28 March 2024

The Low Pay Commission (LPC) informs the UK government with regards to the National Minimum Wage (NMW) rates each year and the wider labour market context of any changes made to them.

For the past few years, they have set their sights on the National Living Wage (NLW) being at a level equal to two-thirds of median hourly earnings in the UK and applying to those ages 21 and over. From April 2024, this target will become a reality with the rate expected to be around that target.

This leaves the LPC with no clear target or priority to aim for. The latest report from LPC details their new targets and requests from the government to allow them to achieve their goals effectively.
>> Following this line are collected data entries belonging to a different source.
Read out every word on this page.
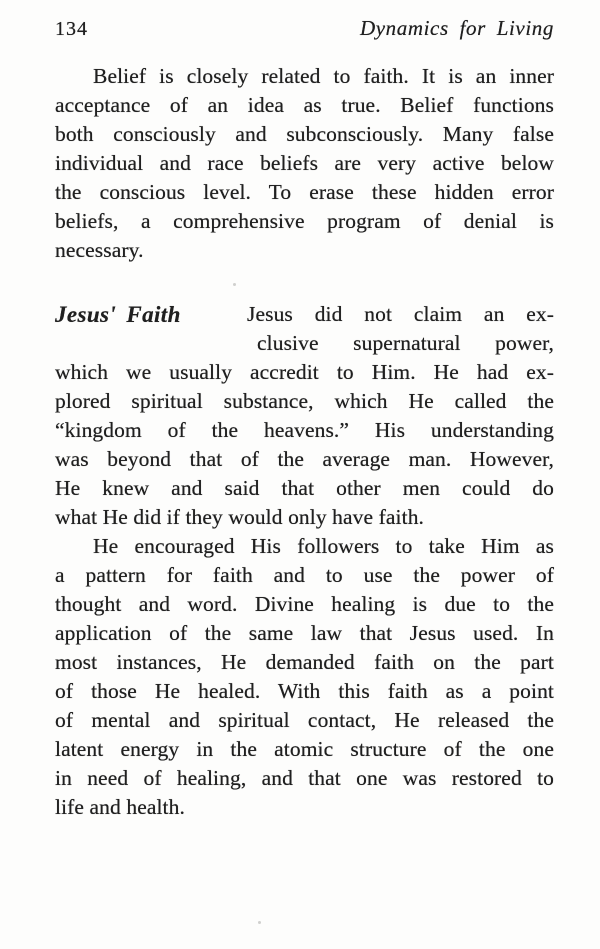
134	Dynamics for Living
Belief is closely related to faith. It is an inner
acceptance of an idea as true. Belief functions
both consciously and subconsciously. Many false
individual and race beliefs are very active below
the conscious level. To erase these hidden error
beliefs, a comprehensive program of denial is
necessary.
Jesus' Faith	Jesus did not claim an ex-
clusive supernatural power,
which we usually accredit to Him. He had ex-
plored spiritual substance, which He called the
“kingdom of the heavens.” His understanding
was beyond that of the average man. However,
He knew and said that other men could do
what He did if they would only have faith.
He encouraged His followers to take Him as
a pattern for faith and to use the power of
thought and word. Divine healing is due to the
application of the same law that Jesus used. In
most instances, He demanded faith on the part
of those He healed. With this faith as a point
of mental and spiritual contact, He released the
latent energy in the atomic structure of the one
in need of healing, and that one was restored to
life and health.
The full report expands further on the wider labour market and impacts of NMW changes, but the key recommendations, taken from the report, are:

  1. Government should decide what policy outcome it wants to achieve with the minimum wage and ensure that it aligns with other policies.
  2. For the next steps of the minimum wage the Government should either adopt a further target or return to a principle-based or qualitative approach.
  3. Government should consider the case for lowering the gap between the youth rates and adult rates and for further reducing the NLW age of eligibility, and ask us to take this forward in a future remit.
  4. If Government agrees with recommendation 3 above on youth rates, it should consider the case for reforming the Apprentice Rate to a simple discount of the minimum wage that applies for that age group during their first year and ask us to take this forward in a future remit. For apprentices aged 16 and 17, the rate should remain aligned with the 16-17 Year Old Rate.
  5. Government should implement our 2018 recommendations on one-sided flexibility. These are:
    1. a right to switch to a contract that reflects a worker’s regular working pattern
    2. a right to reasonable notice of work schedules
    3. a right to compensation if a shift is cancelled or curtailed at short notice
  6. Government should provide us with better quality and more timely data, so we can better evaluate the effects of the minimum wage. We discuss a range of improvements the Government could make in Chapter 7. The three most important steps Government should take are:
    1. The Department for Business and Trade should work with HMRC to provide us more timely access to detailed employer payroll data. This would allow us to evaluate the latest minimum wage upratings more fully.
    2. HMRC should go ahead with their current plans to collect hours of work as part of their payroll data. This will allow us to better evaluate the minimum wage and help HMRC to enforce the minimum wage.
    3. The ONS should publish a report on how and why different official data sources on employment and wages have diverged since 2019. They should also explain how reliable each data source is for different purposes.

The CIPP are keen to get involved with future LPC thinktanks on the topic, so keep an eye out for details on those.